Quinta, 24 Agosto 2017 11:16

Capiberibe repudia decreto da Presidência da República que extingue a Reserva Nacional do Cobre e Associados

Sobre o decreto assinado pelo Presidente da República, Michel Temer, que extingue a Reserva Nacional do Cobre e Associados, que tem dois terços do seu território, no sul e sudeste do Amapá e noroeste do Pará, o senador Capiberibe se manifestou no Plenário do Senado nesta quarta-feira (23).

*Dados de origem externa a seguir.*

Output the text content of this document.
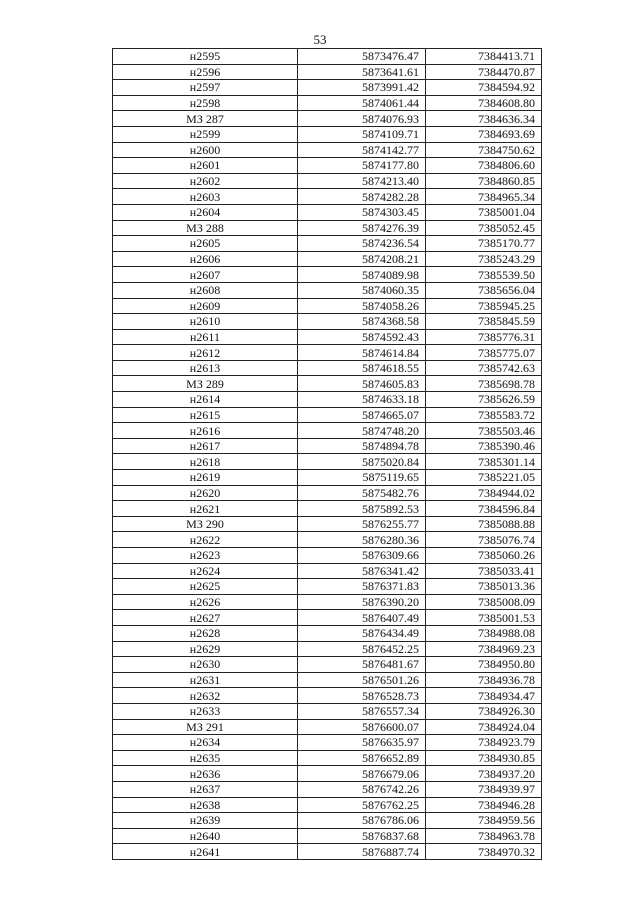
53
н2595	5873476.47	7384413.71
н2596	5873641.61	7384470.87
н2597	5873991.42	7384594.92
н2598	5874061.44	7384608.80
МЗ 287	5874076.93	7384636.34
н2599	5874109.71	7384693.69
н2600	5874142.77	7384750.62
н2601	5874177.80	7384806.60
н2602	5874213.40	7384860.85
н2603	5874282.28	7384965.34
н2604	5874303.45	7385001.04
МЗ 288	5874276.39	7385052.45
н2605	5874236.54	7385170.77
н2606	5874208.21	7385243.29
н2607	5874089.98	7385539.50
н2608	5874060.35	7385656.04
н2609	5874058.26	7385945.25
н2610	5874368.58	7385845.59
н2611	5874592.43	7385776.31
н2612	5874614.84	7385775.07
н2613	5874618.55	7385742.63
МЗ 289	5874605.83	7385698.78
н2614	5874633.18	7385626.59
н2615	5874665.07	7385583.72
н2616	5874748.20	7385503.46
н2617	5874894.78	7385390.46
н2618	5875020.84	7385301.14
н2619	5875119.65	7385221.05
н2620	5875482.76	7384944.02
н2621	5875892.53	7384596.84
МЗ 290	5876255.77	7385088.88
н2622	5876280.36	7385076.74
н2623	5876309.66	7385060.26
н2624	5876341.42	7385033.41
н2625	5876371.83	7385013.36
н2626	5876390.20	7385008.09
н2627	5876407.49	7385001.53
н2628	5876434.49	7384988.08
н2629	5876452.25	7384969.23
н2630	5876481.67	7384950.80
н2631	5876501.26	7384936.78
н2632	5876528.73	7384934.47
н2633	5876557.34	7384926.30
МЗ 291	5876600.07	7384924.04
н2634	5876635.97	7384923.79
н2635	5876652.89	7384930.85
н2636	5876679.06	7384937.20
н2637	5876742.26	7384939.97
н2638	5876762.25	7384946.28
н2639	5876786.06	7384959.56
н2640	5876837.68	7384963.78
н2641	5876887.74	7384970.32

“Essa revogação é um desatino. Nessa área existem nove reservas: a Reserva do Parque Nacional Montanhas do Tumucumaque, com 3,8 milhões de hectares; a Reserva Florestal do Amapá e do Paru; a Reserva Biológica de Maicuru; a Estação Ecológica do Jari; a Reserva Extrativista Rio Cajari; a Reserva de Desenvolvimento Sustentável do Rio Iratapuru; as Terras Indígenas Waiãpi; e a Terra Indígena Rio Paru d´Este. A mineração nessa região vai provocar um desastre ecológico, no Amapá não queremos isso”, afirmou Capiberibe.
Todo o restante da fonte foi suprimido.